Friday, June 29, 2012

Five Reasons to Find the Novel in Your Full Length Play

In the first post I declared that there certainly is a novel to be found within your full length play.  But it won't be an easy job pulling it out. The effectiveness of the story told in a play depends so much on the director, the cast, the set, lighting, and sound -- all of the collaborative elements of the art form.  I'm not sure I completely agree but it's been said that a play is a 'blueprint" of a story.  Unless your name is Arthur Miller or David Mamet you probably are not going to have much to say about what takes place on stage.  Many grad schools in their MFA program teach that the playwright often does not even know what the essence of the story is. It takes the collaborative process to allow it to emerge. Now, that's another discussion altogether.  Let's get to the reasons to find your novel in your already completed full length play.

Reason One:  You've already tackled the hard parts.  In putting your play to paper you've decided on the central characters and the setting.  You've arrived at the essence of the story that you want to tell.  You decided long ago that this was a story worth telling.

Reason Two:  Chances are your novel will go farther than your play ever will. This is not exactly the golden age of the stage play with theaters all across the landscape eagerly awaiting the next new play. Professional theater has an extremely hard shell that few playwrights ever crack. Amateur theater groups in this country rarely if ever do anything new. It's an actor's medium, especially at the local level. Meanwhile, the publishing industry is undergoing radical change.  There's no need anymore to wait for publishing lightning to strike.

Reason Three:  Revision is easier and more fun.  You've developed a manuscript of 80 pages or more that contains your story. Now, it's fleshing it out, tweaking it, "opening it up".

Reason Four:  Your story's structure is in place.  You know what's at stake in the story. You've already created an arc.  You know what the climax is.

Reason Five:  Your characters already have their voice.  Probably more than anything else, you labored over a distinctive voice for each of your characters. Lots of the dialog can be lifted right off the page.

Tuesday, June 26, 2012

Can a novel be hiding out in your full length play?

The answer is yes, of course. But do you really want to go there? The proposition raises issues all over the place.  What issues?  A story is a story, play shmay, right?  Well, if you've written a full length play, you've spilled your blood all over the pages. You've chosen the stage as the place where your story will be told perhaps because you could not imagine a more satisfying experience as a writer than actually seeing your heroine alive and walking about before your eyes, and she's saying your words.  You will sit in a darkened theater and suspend your disbelief along with the audience as the story unfolds in three dimensions. Wow.

You crafted scenes that taken together are the essence of your story. You've implied back stories for all your characters that are revealed in their dialogue and their motivations. It's all clear to you and you have supplied stage directions for the director, cast and crew to make sure of it. But is it really crystal clear? Or have you surrendered absolute clarity to a collaborative conception?

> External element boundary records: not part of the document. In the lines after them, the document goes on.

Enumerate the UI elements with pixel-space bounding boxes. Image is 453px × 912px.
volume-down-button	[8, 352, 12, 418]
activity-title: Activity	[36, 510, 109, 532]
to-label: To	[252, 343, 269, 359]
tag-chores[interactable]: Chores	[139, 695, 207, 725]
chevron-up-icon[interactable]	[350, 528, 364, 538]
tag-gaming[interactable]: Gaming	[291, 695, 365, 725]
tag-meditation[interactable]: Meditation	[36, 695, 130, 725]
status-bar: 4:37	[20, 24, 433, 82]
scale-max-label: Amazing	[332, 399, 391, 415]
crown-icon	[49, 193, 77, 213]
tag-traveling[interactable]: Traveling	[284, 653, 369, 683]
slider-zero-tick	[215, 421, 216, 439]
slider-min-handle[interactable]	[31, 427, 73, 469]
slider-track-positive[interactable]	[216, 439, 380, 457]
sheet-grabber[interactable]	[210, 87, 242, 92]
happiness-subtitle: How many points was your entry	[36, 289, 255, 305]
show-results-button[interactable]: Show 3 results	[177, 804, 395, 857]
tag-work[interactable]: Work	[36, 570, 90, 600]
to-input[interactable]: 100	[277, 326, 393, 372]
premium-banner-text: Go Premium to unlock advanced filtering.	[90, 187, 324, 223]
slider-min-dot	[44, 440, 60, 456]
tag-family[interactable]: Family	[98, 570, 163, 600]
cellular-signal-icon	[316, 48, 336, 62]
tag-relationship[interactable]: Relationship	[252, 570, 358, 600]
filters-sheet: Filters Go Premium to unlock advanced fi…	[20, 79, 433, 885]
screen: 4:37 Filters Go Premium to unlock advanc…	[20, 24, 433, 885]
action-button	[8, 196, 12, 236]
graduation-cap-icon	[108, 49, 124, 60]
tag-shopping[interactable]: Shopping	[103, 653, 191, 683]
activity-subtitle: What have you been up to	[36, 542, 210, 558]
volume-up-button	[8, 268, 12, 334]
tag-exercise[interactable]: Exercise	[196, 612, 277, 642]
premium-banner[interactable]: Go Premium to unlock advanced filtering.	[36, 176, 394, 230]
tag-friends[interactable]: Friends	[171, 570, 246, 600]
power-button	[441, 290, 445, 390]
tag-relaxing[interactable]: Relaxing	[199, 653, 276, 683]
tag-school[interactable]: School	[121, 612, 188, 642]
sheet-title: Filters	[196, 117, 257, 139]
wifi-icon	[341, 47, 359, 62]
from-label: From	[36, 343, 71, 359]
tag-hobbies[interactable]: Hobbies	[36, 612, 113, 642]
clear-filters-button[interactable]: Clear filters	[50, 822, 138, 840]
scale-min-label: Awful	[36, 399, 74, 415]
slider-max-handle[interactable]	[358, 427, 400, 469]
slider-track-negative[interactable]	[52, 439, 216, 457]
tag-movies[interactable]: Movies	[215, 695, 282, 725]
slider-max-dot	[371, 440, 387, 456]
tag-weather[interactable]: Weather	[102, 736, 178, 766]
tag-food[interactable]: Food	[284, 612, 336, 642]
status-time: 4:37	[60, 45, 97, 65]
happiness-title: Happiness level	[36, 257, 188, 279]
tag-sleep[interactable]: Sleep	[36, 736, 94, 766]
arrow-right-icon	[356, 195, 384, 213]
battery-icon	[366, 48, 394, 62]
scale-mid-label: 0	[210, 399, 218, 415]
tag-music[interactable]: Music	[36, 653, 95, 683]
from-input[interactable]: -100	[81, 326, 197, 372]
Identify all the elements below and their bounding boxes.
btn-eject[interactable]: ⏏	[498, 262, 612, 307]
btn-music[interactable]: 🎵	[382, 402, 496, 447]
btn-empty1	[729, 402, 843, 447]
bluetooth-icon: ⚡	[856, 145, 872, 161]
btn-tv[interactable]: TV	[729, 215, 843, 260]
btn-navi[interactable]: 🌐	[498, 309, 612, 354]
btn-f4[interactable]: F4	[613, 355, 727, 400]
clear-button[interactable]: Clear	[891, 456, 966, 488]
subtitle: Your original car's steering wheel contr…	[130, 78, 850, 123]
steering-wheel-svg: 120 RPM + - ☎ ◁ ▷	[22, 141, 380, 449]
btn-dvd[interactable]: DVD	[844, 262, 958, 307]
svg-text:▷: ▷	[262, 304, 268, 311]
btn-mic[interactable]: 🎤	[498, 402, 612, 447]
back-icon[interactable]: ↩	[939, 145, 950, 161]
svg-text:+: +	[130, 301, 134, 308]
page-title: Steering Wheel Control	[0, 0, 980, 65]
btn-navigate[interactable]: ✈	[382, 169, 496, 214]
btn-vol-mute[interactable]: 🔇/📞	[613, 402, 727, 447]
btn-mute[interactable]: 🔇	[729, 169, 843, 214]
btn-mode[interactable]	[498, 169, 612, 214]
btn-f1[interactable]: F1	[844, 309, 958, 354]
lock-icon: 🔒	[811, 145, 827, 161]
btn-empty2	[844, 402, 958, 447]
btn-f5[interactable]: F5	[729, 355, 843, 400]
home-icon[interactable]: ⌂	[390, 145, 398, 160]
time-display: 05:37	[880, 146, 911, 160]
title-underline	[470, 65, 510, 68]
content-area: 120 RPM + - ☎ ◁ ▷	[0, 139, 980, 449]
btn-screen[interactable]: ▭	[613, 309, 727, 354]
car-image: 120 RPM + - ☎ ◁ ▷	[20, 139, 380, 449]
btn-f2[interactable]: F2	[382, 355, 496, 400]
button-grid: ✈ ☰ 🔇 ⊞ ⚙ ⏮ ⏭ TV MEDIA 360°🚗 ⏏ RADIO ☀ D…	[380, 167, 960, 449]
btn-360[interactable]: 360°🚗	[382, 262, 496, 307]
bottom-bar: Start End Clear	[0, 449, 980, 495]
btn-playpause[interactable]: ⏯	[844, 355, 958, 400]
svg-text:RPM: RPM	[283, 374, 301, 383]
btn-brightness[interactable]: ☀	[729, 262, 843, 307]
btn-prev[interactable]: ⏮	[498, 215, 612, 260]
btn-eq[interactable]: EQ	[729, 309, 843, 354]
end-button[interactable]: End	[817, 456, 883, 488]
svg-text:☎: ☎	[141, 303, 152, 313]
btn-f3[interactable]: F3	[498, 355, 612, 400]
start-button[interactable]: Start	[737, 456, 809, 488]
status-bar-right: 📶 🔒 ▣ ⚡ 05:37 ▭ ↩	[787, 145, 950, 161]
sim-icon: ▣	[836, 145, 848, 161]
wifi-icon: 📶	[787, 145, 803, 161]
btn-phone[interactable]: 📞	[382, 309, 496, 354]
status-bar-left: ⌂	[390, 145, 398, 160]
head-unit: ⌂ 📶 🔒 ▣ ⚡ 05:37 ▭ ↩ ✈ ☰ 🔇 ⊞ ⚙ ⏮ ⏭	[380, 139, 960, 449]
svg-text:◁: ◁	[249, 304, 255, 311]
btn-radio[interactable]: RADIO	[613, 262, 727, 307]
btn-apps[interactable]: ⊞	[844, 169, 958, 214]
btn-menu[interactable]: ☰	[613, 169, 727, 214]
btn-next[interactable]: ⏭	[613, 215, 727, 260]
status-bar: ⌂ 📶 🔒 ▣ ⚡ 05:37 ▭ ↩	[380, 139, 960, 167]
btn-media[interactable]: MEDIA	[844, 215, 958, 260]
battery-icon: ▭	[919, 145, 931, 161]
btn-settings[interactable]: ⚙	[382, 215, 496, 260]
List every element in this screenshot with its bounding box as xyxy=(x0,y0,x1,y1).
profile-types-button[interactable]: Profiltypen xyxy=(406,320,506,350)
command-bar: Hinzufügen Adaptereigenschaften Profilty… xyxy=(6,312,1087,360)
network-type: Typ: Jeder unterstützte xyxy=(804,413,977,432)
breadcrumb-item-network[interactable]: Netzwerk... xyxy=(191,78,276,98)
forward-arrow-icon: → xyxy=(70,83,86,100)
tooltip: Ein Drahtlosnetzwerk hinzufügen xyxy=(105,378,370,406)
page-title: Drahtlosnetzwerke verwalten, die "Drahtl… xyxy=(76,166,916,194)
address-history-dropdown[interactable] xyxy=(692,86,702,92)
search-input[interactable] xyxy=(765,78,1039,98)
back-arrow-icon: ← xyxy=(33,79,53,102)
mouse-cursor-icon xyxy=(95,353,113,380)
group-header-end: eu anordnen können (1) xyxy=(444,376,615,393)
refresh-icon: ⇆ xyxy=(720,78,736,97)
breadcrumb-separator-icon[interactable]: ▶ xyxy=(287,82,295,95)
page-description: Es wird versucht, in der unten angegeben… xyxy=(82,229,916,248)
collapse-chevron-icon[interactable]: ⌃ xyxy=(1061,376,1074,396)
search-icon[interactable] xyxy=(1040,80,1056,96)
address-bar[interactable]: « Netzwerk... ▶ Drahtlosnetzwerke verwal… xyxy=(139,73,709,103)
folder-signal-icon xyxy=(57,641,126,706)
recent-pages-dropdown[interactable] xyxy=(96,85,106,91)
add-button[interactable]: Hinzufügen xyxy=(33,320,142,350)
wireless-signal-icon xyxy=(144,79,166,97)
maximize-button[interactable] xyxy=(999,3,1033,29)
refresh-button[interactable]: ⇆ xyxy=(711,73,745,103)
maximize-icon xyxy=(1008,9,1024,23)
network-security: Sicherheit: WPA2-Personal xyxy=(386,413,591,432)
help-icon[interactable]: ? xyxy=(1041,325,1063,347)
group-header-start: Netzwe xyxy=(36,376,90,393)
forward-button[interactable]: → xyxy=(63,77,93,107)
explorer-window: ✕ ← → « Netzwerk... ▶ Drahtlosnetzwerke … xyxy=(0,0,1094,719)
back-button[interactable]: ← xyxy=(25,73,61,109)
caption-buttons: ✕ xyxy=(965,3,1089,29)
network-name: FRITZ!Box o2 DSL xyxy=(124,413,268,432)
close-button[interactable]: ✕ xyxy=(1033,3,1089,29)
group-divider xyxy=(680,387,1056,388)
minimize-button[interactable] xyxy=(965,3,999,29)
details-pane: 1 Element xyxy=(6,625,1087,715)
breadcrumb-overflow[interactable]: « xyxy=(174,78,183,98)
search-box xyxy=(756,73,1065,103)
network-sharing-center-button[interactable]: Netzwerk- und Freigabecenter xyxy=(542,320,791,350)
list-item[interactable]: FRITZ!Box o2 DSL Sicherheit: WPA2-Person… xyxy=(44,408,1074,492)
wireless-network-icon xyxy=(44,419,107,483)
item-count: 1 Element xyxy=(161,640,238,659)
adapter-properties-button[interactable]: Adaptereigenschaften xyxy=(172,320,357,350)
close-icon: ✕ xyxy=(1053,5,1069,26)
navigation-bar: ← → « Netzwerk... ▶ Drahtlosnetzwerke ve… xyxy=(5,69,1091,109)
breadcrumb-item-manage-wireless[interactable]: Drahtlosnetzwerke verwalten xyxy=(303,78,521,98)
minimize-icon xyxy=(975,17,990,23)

Above all else a play is a collaboration for sure. I mean, would a novelist ever leave the heroine's physical presence up to someone else's vision? That's exactly what happens when auditions and call backs for a play have been completed and your heroine is cast.

You see what I mean about issues. Do you really want to go there?

Monday, June 18, 2012

About My Blog

This a  place to talk about the process of  'getting there' in the worlds of playwriting and thrillers.